= Night of the Bottle Fight =

1831 brawl in Brazil

The Night of the Bottle Fight was an incident in the Empire of Brazil in 1831 between Portuguese supporters of the Emperor Dom Pedro I and Brazilians who opposed him. It was one of the events leading to Dom Pedro's abdication in April 1831.

== History ==
The Night of the Bottle Fight involved a riot that occurred in opposition to Pedro I (then emperor of Brazil). In 1830, prior to the Night of the Bottle Fight, Líbero Badaró, a liberal journalist, was assassinated in São Paulo for denouncing Pedro I's policies. The perpetrators were allied with the emperor's politicians. The assassination unleashed a wave of protests against Pedro I's government.

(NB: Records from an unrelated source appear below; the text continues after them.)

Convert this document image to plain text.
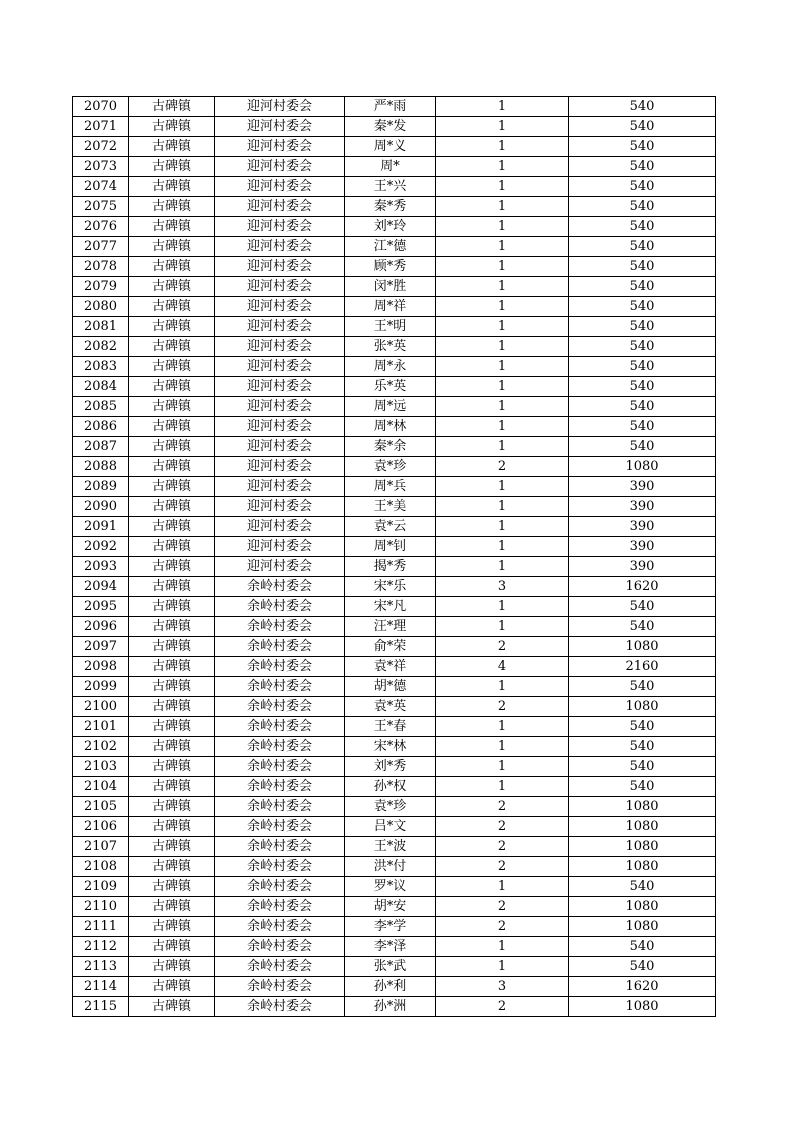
2070	古碑镇	迎河村委会	严*雨	1	540
2071	古碑镇	迎河村委会	秦*发	1	540
2072	古碑镇	迎河村委会	周*义	1	540
2073	古碑镇	迎河村委会	周*	1	540
2074	古碑镇	迎河村委会	王*兴	1	540
2075	古碑镇	迎河村委会	秦*秀	1	540
2076	古碑镇	迎河村委会	刘*玲	1	540
2077	古碑镇	迎河村委会	江*德	1	540
2078	古碑镇	迎河村委会	顾*秀	1	540
2079	古碑镇	迎河村委会	闵*胜	1	540
2080	古碑镇	迎河村委会	周*祥	1	540
2081	古碑镇	迎河村委会	王*明	1	540
2082	古碑镇	迎河村委会	张*英	1	540
2083	古碑镇	迎河村委会	周*永	1	540
2084	古碑镇	迎河村委会	乐*英	1	540
2085	古碑镇	迎河村委会	周*远	1	540
2086	古碑镇	迎河村委会	周*林	1	540
2087	古碑镇	迎河村委会	秦*余	1	540
2088	古碑镇	迎河村委会	袁*珍	2	1080
2089	古碑镇	迎河村委会	周*兵	1	390
2090	古碑镇	迎河村委会	王*美	1	390
2091	古碑镇	迎河村委会	袁*云	1	390
2092	古碑镇	迎河村委会	周*钊	1	390
2093	古碑镇	迎河村委会	揭*秀	1	390
2094	古碑镇	余岭村委会	宋*乐	3	1620
2095	古碑镇	余岭村委会	宋*凡	1	540
2096	古碑镇	余岭村委会	汪*理	1	540
2097	古碑镇	余岭村委会	俞*荣	2	1080
2098	古碑镇	余岭村委会	袁*祥	4	2160
2099	古碑镇	余岭村委会	胡*德	1	540
2100	古碑镇	余岭村委会	袁*英	2	1080
2101	古碑镇	余岭村委会	王*春	1	540
2102	古碑镇	余岭村委会	宋*林	1	540
2103	古碑镇	余岭村委会	刘*秀	1	540
2104	古碑镇	余岭村委会	孙*权	1	540
2105	古碑镇	余岭村委会	袁*珍	2	1080
2106	古碑镇	余岭村委会	吕*文	2	1080
2107	古碑镇	余岭村委会	王*波	2	1080
2108	古碑镇	余岭村委会	洪*付	2	1080
2109	古碑镇	余岭村委会	罗*议	1	540
2110	古碑镇	余岭村委会	胡*安	2	1080
2111	古碑镇	余岭村委会	李*学	2	1080
2112	古碑镇	余岭村委会	李*泽	1	540
2113	古碑镇	余岭村委会	张*武	1	540
2114	古碑镇	余岭村委会	孙*利	3	1620
2115	古碑镇	余岭村委会	孙*洲	2	1080
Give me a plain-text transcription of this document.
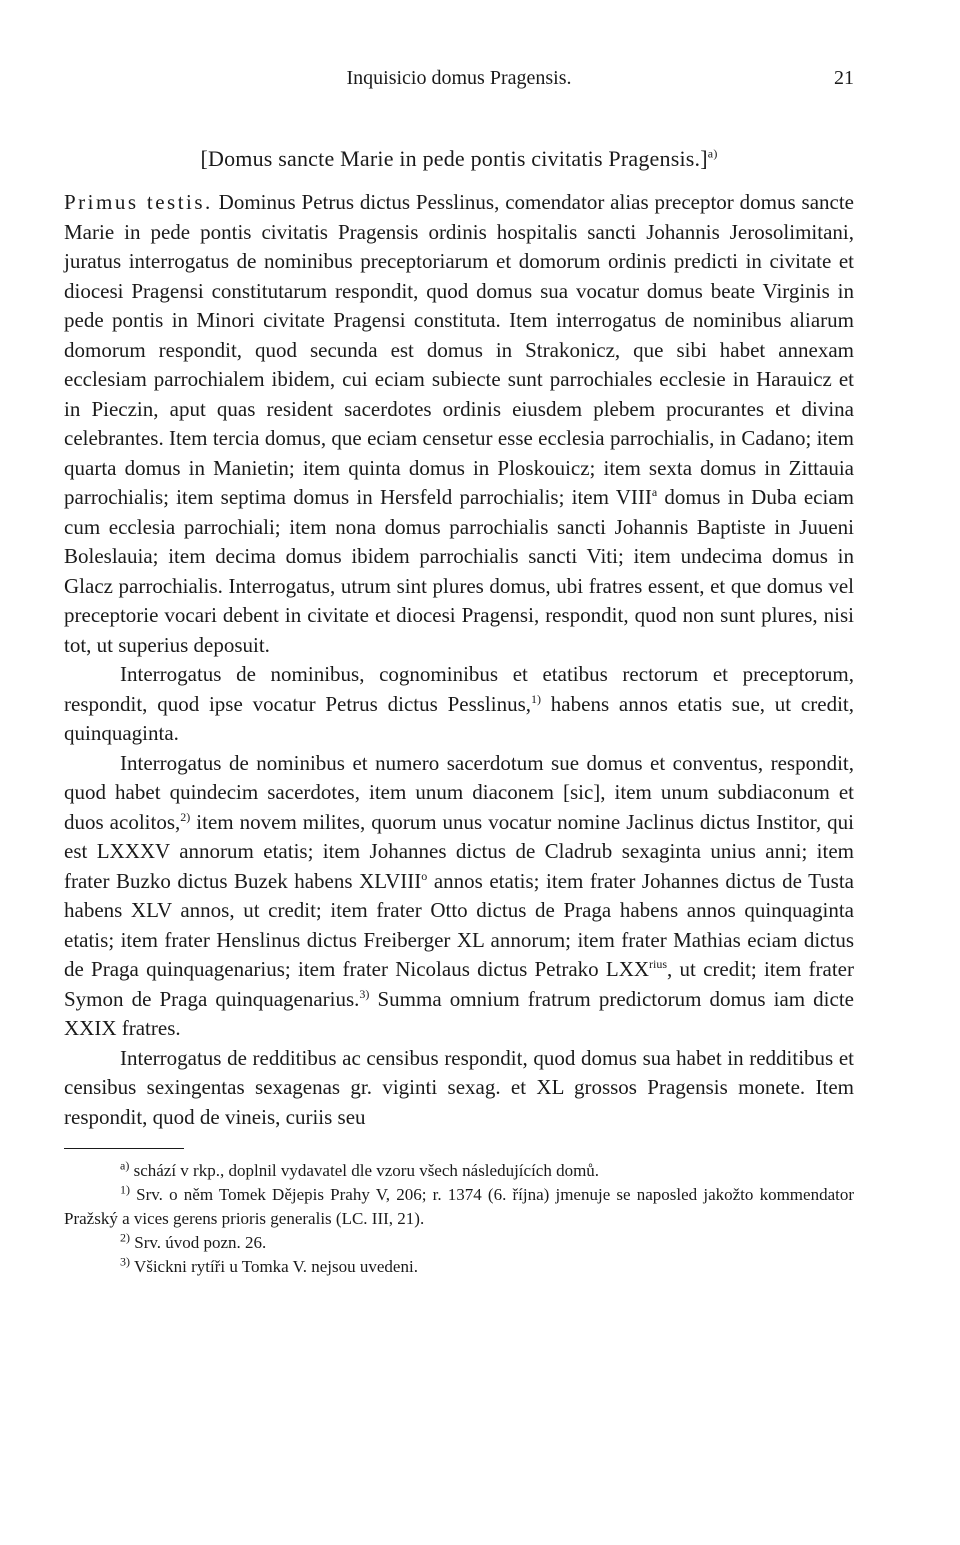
Inquisicio domus Pragensis.	21
[Domus sancte Marie in pede pontis civitatis Pragensis.]$^{a)}$

Primus testis. Dominus Petrus dictus Pesslinus, comendator alias preceptor domus sancte Marie in pede pontis civitatis Pragensis ordinis hospitalis sancti Johannis Jerosolimitani, juratus interrogatus de nominibus preceptoriarum et domorum ordinis predicti in civitate et diocesi Pragensi constitutarum respondit, quod domus sua vocatur domus beate Virginis in pede pontis in Minori civitate Pragensi constituta. Item interrogatus de nominibus aliarum domorum respondit, quod secunda est domus in Strakonicz, que sibi habet annexam ecclesiam parrochialem ibidem, cui eciam subiecte sunt parrochiales ecclesie in Harauicz et in Pieczin, aput quas resident sacerdotes ordinis eiusdem plebem procurantes et divina celebrantes. Item tercia domus, que eciam censetur esse ecclesia parrochialis, in Cadano; item quarta domus in Manietin; item quinta domus in Ploskouicz; item sexta domus in Zittauia parrochialis; item septima domus in Hersfeld parrochialis; item VIII$^a$ domus in Duba eciam cum ecclesia parrochiali; item nona domus parrochialis sancti Johannis Baptiste in Juueni Boleslauia; item decima domus ibidem parrochialis sancti Viti; item undecima domus in Glacz parrochialis. Interrogatus, utrum sint plures domus, ubi fratres essent, et que domus vel preceptorie vocari debent in civitate et diocesi Pragensi, respondit, quod non sunt plures, nisi tot, ut superius deposuit.

Interrogatus de nominibus, cognominibus et etatibus rectorum et preceptorum, respondit, quod ipse vocatur Petrus dictus Pesslinus,$^{1)}$ habens annos etatis sue, ut credit, quinquaginta.

Interrogatus de nominibus et numero sacerdotum sue domus et conventus, respondit, quod habet quindecim sacerdotes, item unum diaconem [sic], item unum subdiaconum et duos acolitos,$^{2)}$ item novem milites, quorum unus vocatur nomine Jaclinus dictus Institor, qui est LXXXV annorum etatis; item Johannes dictus de Cladrub sexaginta unius anni; item frater Buzko dictus Buzek habens XLVIII$^o$ annos etatis; item frater Johannes dictus de Tusta habens XLV annos, ut credit; item frater Otto dictus de Praga habens annos quinquaginta etatis; item frater Henslinus dictus Freiberger XL annorum; item frater Mathias eciam dictus de Praga quinquagenarius; item frater Nicolaus dictus Petrako $LXX^{rius}$, ut credit; item frater Symon de Praga quinquagenarius.$^{3)}$ Summa omnium fratrum predictorum domus iam dicte XXIX fratres.

Interrogatus de redditibus ac censibus respondit, quod domus sua habet in redditibus et censibus sexingentas sexagenas gr. viginti sexag. et XL grossos Pragensis monete. Item respondit, quod de vineis, curiis seu

$^{a)}$ schází v rkp., doplnil vydavatel dle vzoru všech následujících domů.

$^{1)}$ Srv. o něm Tomek Dějepis Prahy V, 206; r. 1374 (6. října) jmenuje se naposled jakožto kommendator Pražský a vices gerens prioris generalis (LC. III, 21).

$^{2)}$ Srv. úvod pozn. 26.

$^{3)}$ Všickni rytíři u Tomka V. nejsou uvedeni.
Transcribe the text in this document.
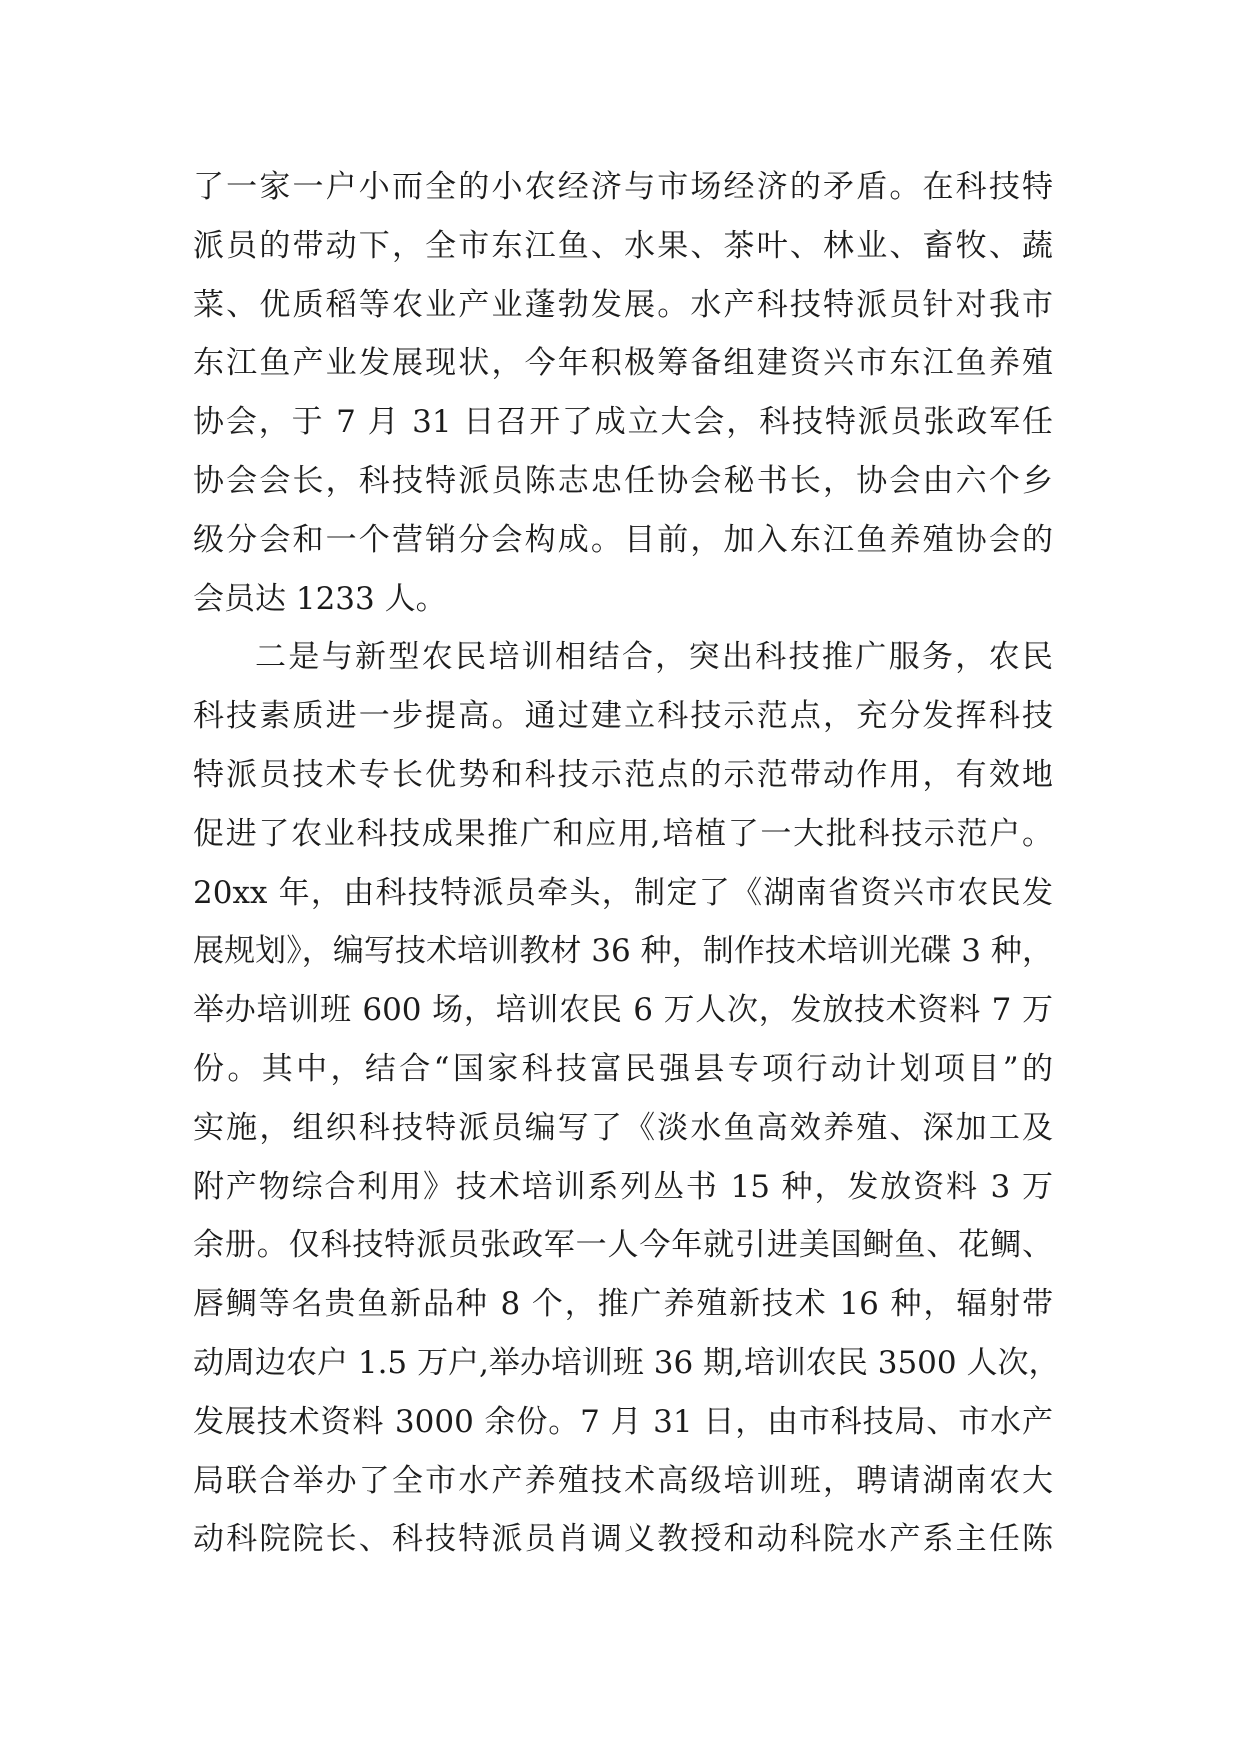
了一家一户小而全的小农经济与市场经济的矛盾。在科技特
派员的带动下，全市东江鱼、水果、茶叶、林业、畜牧、蔬
菜、优质稻等农业产业蓬勃发展。水产科技特派员针对我市
东江鱼产业发展现状，今年积极筹备组建资兴市东江鱼养殖
协会，于 7 月 31 日召开了成立大会，科技特派员张政军任
协会会长，科技特派员陈志忠任协会秘书长，协会由六个乡
级分会和一个营销分会构成。目前，加入东江鱼养殖协会的
会员达 1233 人。
二是与新型农民培训相结合，突出科技推广服务，农民
科技素质进一步提高。通过建立科技示范点，充分发挥科技
特派员技术专长优势和科技示范点的示范带动作用，有效地
促进了农业科技成果推广和应用,培植了一大批科技示范户。
20xx 年，由科技特派员牵头，制定了《湖南省资兴市农民发
展规划》，编写技术培训教材 36 种，制作技术培训光碟 3 种，
举办培训班 600 场，培训农民 6 万人次，发放技术资料 7 万
份。其中，结合“国家科技富民强县专项行动计划项目”的
实施，组织科技特派员编写了《淡水鱼高效养殖、深加工及
附产物综合利用》技术培训系列丛书 15 种，发放资料 3 万
余册。仅科技特派员张政军一人今年就引进美国鲥鱼、花鲷、
唇鲷等名贵鱼新品种 8 个，推广养殖新技术 16 种，辐射带
动周边农户 1.5 万户,举办培训班 36 期,培训农民 3500 人次，
发展技术资料 3000 余份。7 月 31 日，由市科技局、市水产
局联合举办了全市水产养殖技术高级培训班，聘请湖南农大
动科院院长、科技特派员肖调义教授和动科院水产系主任陈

Opposition continued in March 1831, when Pedro I travelled to Minas Gerais and was received with hostility by the locals. The conflict reached its climax on the night of March 13, when, during a party for the emperor's reception organized by his Portuguese supporters, Brazilians attacked with stones and bottles. This involved a dispute between allies from the Portuguese party that favored the emperor, and liberals from the Brazilian party who opposed him. This episode played an important role in the political crisis that resulted in the abdication of Dom Pedro I on 7 April 1831.